Pakistan needs an impressive budget if it wants to attract more funding: IMF
A $6.5 billion EEF loan is in jeopardy before FY24. Tomorrow, the government will unveil its budget.
KARACHI:
The International Monetary Fund (IMF) has stated that Pakistan must meet three conditions before any of the $2.5 billion remaining to be disbursed under a credit programme set to expire at the end of this month will be released. These conditions will begin with the presentation of Pakistan’s budget on Friday.
Pakistan’s IMF resident representative Esther Perez Ruiz stated on Thursday that the $6.5 billion EFF would expire at the end of the month, leaving only enough time for one more IMF board assessment.
Currency reserves in Pakistan are hardly enough to pay imports for one month.
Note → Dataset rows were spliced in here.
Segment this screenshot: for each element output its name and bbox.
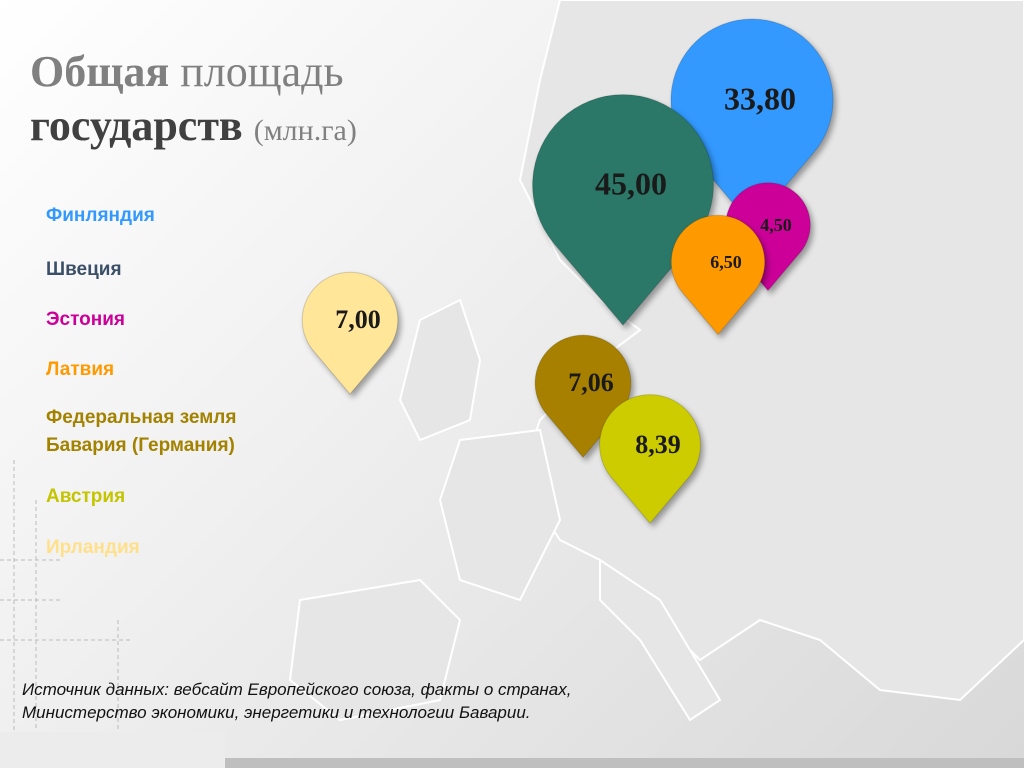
pin-label: 6,50 — [710, 252, 742, 272]
title-word: площадь — [180, 47, 344, 96]
title: государств (млн.га) — [30, 104, 357, 148]
title-word: (млн.га) — [253, 114, 357, 147]
pin-label: 33,80 — [724, 80, 796, 116]
pin-label: 4,50 — [760, 215, 792, 235]
legend-entry: Эстония — [46, 309, 125, 330]
title-word: государств — [30, 101, 243, 150]
legend-entry: Финляндия — [46, 205, 155, 226]
pin-label: 7,00 — [335, 305, 381, 334]
pin — [670, 214, 766, 336]
pin-label: 7,06 — [568, 368, 614, 397]
source: Источник данных: вебсайт Европейского со… — [22, 678, 571, 724]
legend-entry: Латвия — [46, 359, 115, 380]
title-word: Общая — [30, 47, 170, 96]
source-line: Источник данных: вебсайт Европейского со… — [22, 680, 572, 699]
source-line: Министерство экономики, энергетики и тех… — [22, 703, 531, 722]
footer-band — [0, 732, 225, 768]
legend-entry: Ирландия — [46, 537, 140, 558]
pin-label: 8,39 — [635, 430, 681, 459]
pin — [599, 394, 701, 524]
legend-entry: Австрия — [46, 486, 126, 507]
deco-grid — [0, 460, 130, 730]
pin-label: 45,00 — [595, 165, 667, 201]
legend-entry: Федеральная земля Бавария (Германия) — [46, 407, 237, 456]
legend-entry: Швеция — [46, 259, 122, 280]
title: Общая площадь — [30, 50, 344, 94]
pin — [532, 94, 714, 326]
pin — [301, 271, 399, 395]
footer-band — [225, 758, 1024, 768]
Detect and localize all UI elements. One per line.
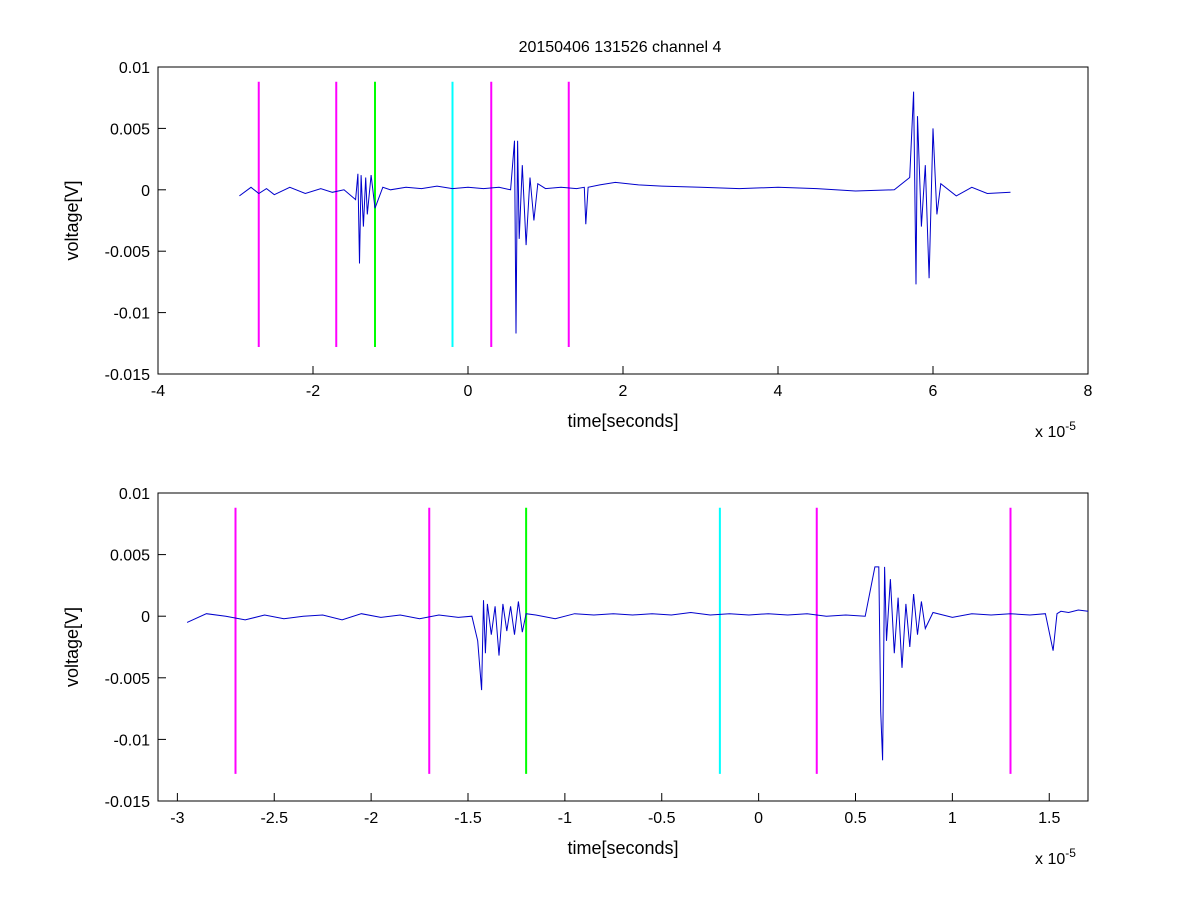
y-tick-label: 0.005 (110, 121, 150, 138)
x-axis-label: time[seconds] (567, 838, 678, 858)
x-tick-label: 1 (948, 810, 957, 827)
top-plot: 0.01 0.005 0 -0.005 -0.01 -0.015-4 -2 0 2 4 6 8 time… (62, 60, 1093, 441)
axes-box (157, 492, 1089, 802)
bottom-plot: 0.01 0.005 0 -0.005 -0.01 -0.015 -3 -2.5 -2 -1.5 -… (62, 486, 1089, 868)
y-tick-label: -0.005 (105, 671, 150, 688)
y-tick-label: 0 (141, 183, 150, 200)
y-tick-label: -0.015 (105, 367, 150, 384)
y-tick-label: 0.01 (119, 60, 150, 77)
x-exponent: -5 (1065, 419, 1076, 433)
y-tick-label: -0.01 (114, 306, 151, 323)
signal-line (186, 566, 1089, 761)
x-axis-label: time[seconds] (567, 411, 678, 431)
y-tick-label: -0.015 (105, 794, 150, 811)
x-tick-label: 1.5 (1038, 810, 1060, 827)
y-tick-label: 0.005 (110, 548, 150, 565)
x-tick-label: 6 (929, 383, 938, 400)
y-axis-label: voltage[V] (62, 607, 82, 687)
x-tick-label: -2 (306, 383, 320, 400)
x-tick-label: 0.5 (844, 810, 866, 827)
y-tick-label: -0.005 (105, 244, 150, 261)
x-tick-label: -3 (170, 810, 184, 827)
x-tick-label: 8 (1084, 383, 1093, 400)
y-tick-label: 0 (141, 609, 150, 626)
x-tick-label: -1 (558, 810, 572, 827)
x-tick-label: 4 (774, 383, 783, 400)
x-tick-label: -1.5 (454, 810, 482, 827)
y-tick-label: -0.01 (114, 732, 151, 749)
y-tick-label: 0.01 (119, 486, 150, 503)
x-tick-label: 0 (754, 810, 763, 827)
x-exponent: -5 (1065, 846, 1076, 860)
x-tick-label: -2 (364, 810, 378, 827)
x-tick-label: -2.5 (260, 810, 288, 827)
x-tick-label: -0.5 (648, 810, 676, 827)
signal-line (239, 91, 1011, 334)
x-tick-label: -4 (151, 383, 165, 400)
x-tick-label: 0 (464, 383, 473, 400)
axes-box (157, 66, 1089, 375)
x-exponent-label: x 10-5 (1035, 419, 1076, 441)
x-tick-label: 2 (619, 383, 628, 400)
figure-title: 20150406 131526 channel 4 (519, 39, 722, 56)
x-exponent-label: x 10-5 (1035, 846, 1076, 868)
y-axis-label: voltage[V] (62, 180, 82, 260)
It had intended to get $1.1 billion in November, but the IMF is requiring many conditions to be completed before it will release any additional funds.
“As communicated to the authorities, there can be one remaining Board meeting under the current EFF at the end of June,” Perez Ruiz said in an email answer to Reuters.
“To pave the way for a final review under the current EFF, it is essential to restore the proper functioning of the FX market, pass an FY24 Budget consistent with programme objectives, and secure firm and credible financing commitments to close the $6 billion gap ahead of the Board,” she continued.
There is a lot the government needs to do in the next several weeks before the EFF runs out.
The International Monetary Fund (IMF) had originally requested that Pakistan raise $6 billion in external finance commitments from other sources; however, as of this writing, Pakistan had raised only $4 billion, largely from Saudi Arabia and the United Arab Emirates.
Pakistan removed daily limits on fluctuations earlier this year in response to pressure to move to a more market-determined exchange rate regime and to close an unofficial currency market, but analysts suspect that the authorities are still trying to manage the exchange rate out of fear that the rupee could fall too far.
The IMF’s general expectations for the forthcoming budget were outlined by Perez Ruiz.
“The focus of discussions over the FY24 budget is to balance the need to strengthen debt sustainability prospects with creating space to increase social spending,” she said.
Perez Ruiz noted that more investment of this kind would help cushion the blow of inflation for Pakistan’s most disadvantaged citizens, but that the government still needed to make more headway in identifying spending and revenue generating measures.
With inflation at a record 37.97% in May, the country is in the midst of an economic crisis.
In an effort to convince the IMF to release money, the government has increased taxes, increased energy tariffs, and reduced subsidies, while the central bank has increased policy interest rates to a record 21%.
Only eight of the ten scheduled reviews have been carried out by the IMF throughout the EFF, with the most recent review having taken place in August of last year.
Later on Thursday, before the budget is due on June 9th, Pakistan will release an economic study containing vital numbers.